Perhaps, though, this was a special case. Inter proved themselves a team with great tactical discipline – as they had in holding Fiorentina when down to nine men earlier in the season – and they were playing a side who pose a special set of problems in a game in which they knew narrow defeat would be enough.

Opta statistics, produced in conjunction with Castrol, show that over the past two seasons in the Premier League in only around a third of games did one side have 60% of possession or more, and when they did they won 52% of the time, and lost 25%. If a side had 70% possession or over (which happened in 4.7% of games), they won 67% of the time and lost 17%. Only once in the past two seasons did one side have over 80 per cent possession – Liverpool, in their 3-2 win at Bolton last August.

In the closer games, having 50-59.9% possession meant a side won 43% of the time and lost 31%. So there is a clear correlation between dominating possession and winning matches. Intuitively, we know that there are sides who are successful at counter-attacking, which logically means accepting a lower percentage of possession.
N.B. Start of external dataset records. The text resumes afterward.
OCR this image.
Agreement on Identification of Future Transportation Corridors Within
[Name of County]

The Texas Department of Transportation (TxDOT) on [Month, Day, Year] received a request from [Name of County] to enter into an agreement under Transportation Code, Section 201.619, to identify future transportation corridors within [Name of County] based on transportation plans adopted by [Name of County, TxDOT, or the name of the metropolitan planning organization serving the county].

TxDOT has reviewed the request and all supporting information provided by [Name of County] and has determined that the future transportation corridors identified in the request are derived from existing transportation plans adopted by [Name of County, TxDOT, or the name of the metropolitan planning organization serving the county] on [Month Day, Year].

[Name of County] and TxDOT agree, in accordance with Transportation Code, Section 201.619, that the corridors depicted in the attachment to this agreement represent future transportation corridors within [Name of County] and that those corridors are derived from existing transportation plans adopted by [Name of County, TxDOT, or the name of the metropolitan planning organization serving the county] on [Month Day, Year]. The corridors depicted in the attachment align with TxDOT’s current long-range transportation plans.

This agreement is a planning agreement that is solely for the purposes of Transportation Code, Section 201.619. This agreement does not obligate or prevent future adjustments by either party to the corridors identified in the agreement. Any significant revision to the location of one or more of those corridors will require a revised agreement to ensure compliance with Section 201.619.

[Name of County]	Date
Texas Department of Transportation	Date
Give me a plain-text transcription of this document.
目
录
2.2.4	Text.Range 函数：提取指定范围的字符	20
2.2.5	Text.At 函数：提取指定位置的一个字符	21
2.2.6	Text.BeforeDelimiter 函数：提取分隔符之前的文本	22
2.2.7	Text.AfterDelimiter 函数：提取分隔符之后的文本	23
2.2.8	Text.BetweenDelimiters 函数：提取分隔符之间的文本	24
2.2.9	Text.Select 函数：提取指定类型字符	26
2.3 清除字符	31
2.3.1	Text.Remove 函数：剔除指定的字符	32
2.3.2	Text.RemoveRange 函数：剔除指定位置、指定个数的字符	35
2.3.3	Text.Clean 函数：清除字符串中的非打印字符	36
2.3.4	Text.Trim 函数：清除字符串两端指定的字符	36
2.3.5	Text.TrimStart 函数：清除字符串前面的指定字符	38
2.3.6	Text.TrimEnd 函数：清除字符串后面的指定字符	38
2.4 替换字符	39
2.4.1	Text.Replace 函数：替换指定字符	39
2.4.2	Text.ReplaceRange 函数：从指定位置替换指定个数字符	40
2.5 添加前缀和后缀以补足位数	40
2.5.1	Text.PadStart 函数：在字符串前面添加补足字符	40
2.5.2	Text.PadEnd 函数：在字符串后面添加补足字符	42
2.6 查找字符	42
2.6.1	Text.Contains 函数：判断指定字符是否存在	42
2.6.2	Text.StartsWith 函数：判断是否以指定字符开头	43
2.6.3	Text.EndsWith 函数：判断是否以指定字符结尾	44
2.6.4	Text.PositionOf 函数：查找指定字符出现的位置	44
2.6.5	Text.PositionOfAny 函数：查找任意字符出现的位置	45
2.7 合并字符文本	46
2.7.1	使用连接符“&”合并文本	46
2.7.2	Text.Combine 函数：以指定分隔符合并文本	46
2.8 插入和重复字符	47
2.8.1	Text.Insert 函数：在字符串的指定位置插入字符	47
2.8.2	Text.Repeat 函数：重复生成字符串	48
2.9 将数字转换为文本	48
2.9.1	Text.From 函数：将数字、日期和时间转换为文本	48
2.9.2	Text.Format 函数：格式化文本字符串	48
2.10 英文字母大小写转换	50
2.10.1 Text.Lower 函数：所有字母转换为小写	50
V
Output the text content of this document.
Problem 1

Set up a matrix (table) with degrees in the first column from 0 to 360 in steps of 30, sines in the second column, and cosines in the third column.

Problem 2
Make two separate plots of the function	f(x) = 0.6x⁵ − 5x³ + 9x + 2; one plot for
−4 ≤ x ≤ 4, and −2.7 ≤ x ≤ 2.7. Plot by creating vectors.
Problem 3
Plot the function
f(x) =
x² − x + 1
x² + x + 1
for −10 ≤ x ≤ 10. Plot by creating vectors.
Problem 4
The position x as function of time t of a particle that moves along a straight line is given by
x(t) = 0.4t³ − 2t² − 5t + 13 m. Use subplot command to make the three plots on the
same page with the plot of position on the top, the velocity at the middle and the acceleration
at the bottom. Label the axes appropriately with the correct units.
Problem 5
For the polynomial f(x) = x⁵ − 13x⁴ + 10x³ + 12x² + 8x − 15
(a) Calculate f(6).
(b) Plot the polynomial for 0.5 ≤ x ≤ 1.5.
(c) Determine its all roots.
What Inter showed last week, is that there are specific cases in which a radical disregard for possession can succeed. At Milan, Arrigo Sacchi got fed up of players moaning about his obsession with team shape, and so proved its worth with a simple drill. "I convinced [Ruud] Gullit and [Marco] Van Basten by telling them that five organised players would beat 10 disorganised ones," he said. "And I proved it to them. I took five players: Giovanni Galli in goal, [Mauro] Tassotti, [Paolo] Maldini, [Alesandro] Costacurta and [Franco] Baresi. They had 10 players: Gullit, Van Basten, [Frank] Rijkaard, [Pietro Paolo] Virdis, [Alberigo] Evani, [Carlo] Ancelotti, [Angelo] Colombo, [Roberto] Donadoni, [Christian] Lantignotti and [Graziano] Mannari. They had 15 minutes to score against my five players, the only rule was that if we won possession or they lost the ball, they had to start over from 10 metres inside their own half. I did this all the time and they never scored. Not once."

There are times when possession matters less than organisation.